The letter includes a complete list of FSB deliverables to the G20 in 2022.

This is the first G20 meeting since Mr Knot became FSB Chair in December 2021. The FSB Chair made a speech to G20 Finance Ministers and Central Bank Governors during the meeting, on the role of the FSB in navigating change in the global financial system. The speech is published on the FSB website.

Notes to editors

The FSB coordinates at the international level the work of national financial authorities and international standard-setting bodies and develops and promotes the implementation of effective regulatory, supervisory, and other financial sector policies in the interest of financial stability.
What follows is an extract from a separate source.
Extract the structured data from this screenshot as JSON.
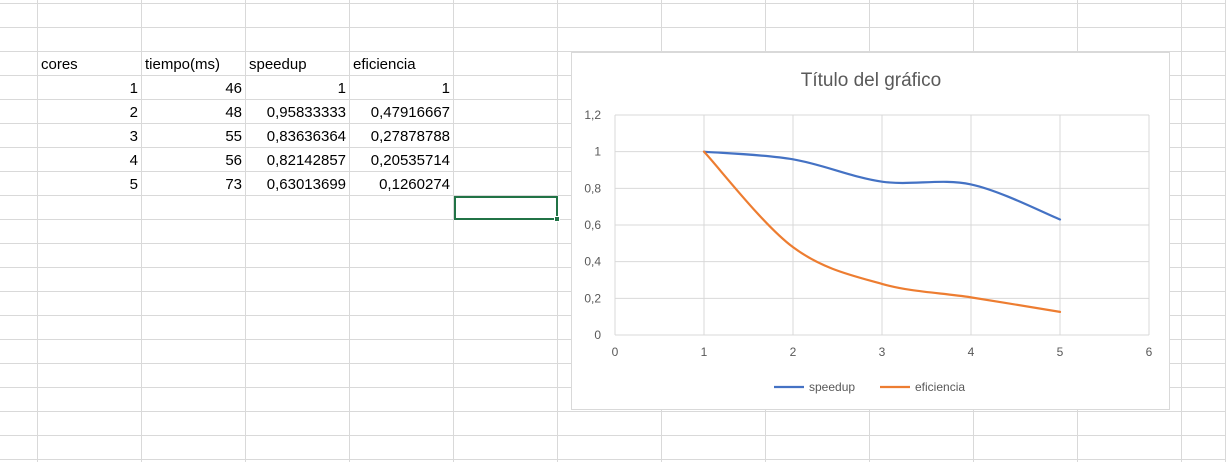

It brings together national authorities responsible for financial stability in 24 countries and jurisdictions, international financial institutions, sector-specific international groupings of regulators and supervisors, and committees of central bank experts. The FSB also conducts outreach with approximately 70 other jurisdictions through its six Regional Consultative Groups.

The FSB is chaired by Klaas Knot, President of De Nederlandsche Bank. The FSB Secretariat is located in Basel, Switzerland, and hosted by the Bank for International Settlements.